I picked Other.
It's No, but it's not "No, one more annoying thing to keep track of". It's "No, because it's a bad idea".
D&D is a team game. A character going down is rarely their sole fault, it's a team failure. A tank that was too good at their job of blocking all the foes and took too many hits so they go down. Or a tank that wasn't as good and let a foe get to a low AC & HP member of the party. A cleric that prioritized healing one party member over another and it was the wrong choice. Or just bad luck on getting critted or some failed saves. Having some sort of detriment to whack-a-mole healing (which is intentional in 5e) I can see. But having it last all day (or multiple days) affecting one player when they may not have had a lot to do with them going down is punitive.

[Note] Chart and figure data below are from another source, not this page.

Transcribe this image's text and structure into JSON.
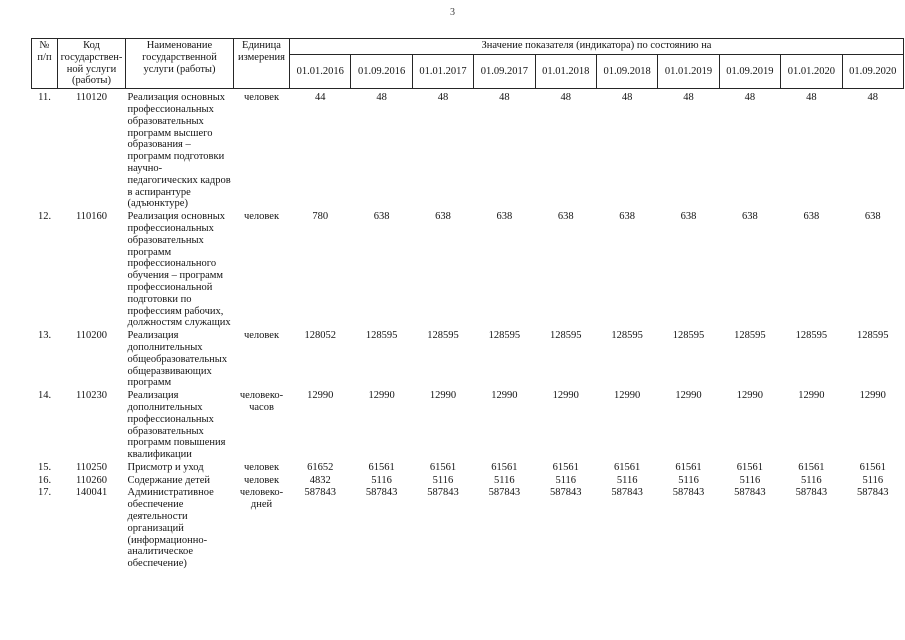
{
  "page": {
    "number": "3"
  },
  "table": {
    "header": {
      "col_num": "№\nп/п",
      "col_code": "Код\nгосударствен-\nной услуги\n(работы)",
      "col_name": "Наименование\nгосударственной\nуслуги (работы)",
      "col_unit": "Единица\nизмерения",
      "values_title": "Значение показателя (индикатора) по состоянию на",
      "dates": [
        "01.01.2016",
        "01.09.2016",
        "01.01.2017",
        "01.09.2017",
        "01.01.2018",
        "01.09.2018",
        "01.01.2019",
        "01.09.2019",
        "01.01.2020",
        "01.09.2020"
      ]
    },
    "rows": [
      {
        "num": "11.",
        "code": "110120",
        "name": "Реализация основных профессиональных образовательных программ высшего образования – программ подготовки научно-педагогических кадров в аспирантуре (адъюнктуре)",
        "unit": "человек",
        "values": [
          "44",
          "48",
          "48",
          "48",
          "48",
          "48",
          "48",
          "48",
          "48",
          "48"
        ]
      },
      {
        "num": "12.",
        "code": "110160",
        "name": "Реализация основных профессиональных образовательных программ профессионального обучения – программ профессиональной подготовки по профессиям рабочих, должностям служащих",
        "unit": "человек",
        "values": [
          "780",
          "638",
          "638",
          "638",
          "638",
          "638",
          "638",
          "638",
          "638",
          "638"
        ]
      },
      {
        "num": "13.",
        "code": "110200",
        "name": "Реализация дополнительных общеобразовательных общеразвивающих программ",
        "unit": "человек",
        "values": [
          "128052",
          "128595",
          "128595",
          "128595",
          "128595",
          "128595",
          "128595",
          "128595",
          "128595",
          "128595"
        ]
      },
      {
        "num": "14.",
        "code": "110230",
        "name": "Реализация дополнительных профессиональных образовательных программ повышения квалификации",
        "unit": "человеко-часов",
        "values": [
          "12990",
          "12990",
          "12990",
          "12990",
          "12990",
          "12990",
          "12990",
          "12990",
          "12990",
          "12990"
        ]
      },
      {
        "num": "15.",
        "code": "110250",
        "name": "Присмотр и уход",
        "unit": "человек",
        "values": [
          "61652",
          "61561",
          "61561",
          "61561",
          "61561",
          "61561",
          "61561",
          "61561",
          "61561",
          "61561"
        ]
      },
      {
        "num": "16.",
        "code": "110260",
        "name": "Содержание детей",
        "unit": "человек",
        "values": [
          "4832",
          "5116",
          "5116",
          "5116",
          "5116",
          "5116",
          "5116",
          "5116",
          "5116",
          "5116"
        ]
      },
      {
        "num": "17.",
        "code": "140041",
        "name": "Административное обеспечение деятельности организаций (информационно-аналитическое обеспечение)",
        "unit": "человеко-дней",
        "values": [
          "587843",
          "587843",
          "587843",
          "587843",
          "587843",
          "587843",
          "587843",
          "587843",
          "587843",
          "587843"
        ]
      }
    ]
  }
}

But more importantly, front line is a valid and needed niche. Being willing to get hit and be in the fray, even if it's a heavily armored cleric who isn't using melee, is a definite thing in D&D. But, as the ones getting attacked the most they are the ones most likely go down to when luck runs poorly. You most often are punishing a player for making a choice to play a character that protects others. The melee battlemaster and the archer battlemaster are just as resilient, but one will be targeted a heck of a lot more. So you are handing out a penalty that discourages selfless play - that's the exact opposite of what I want to encourage at my table.
TL;DR: this is a bad rule that can target the wrong person, lasts punitively long, and works to make the table act less like I want it to. It's not just a "No, it's annoying to track", it's a "Heck No, it's a Red Flag about the DM".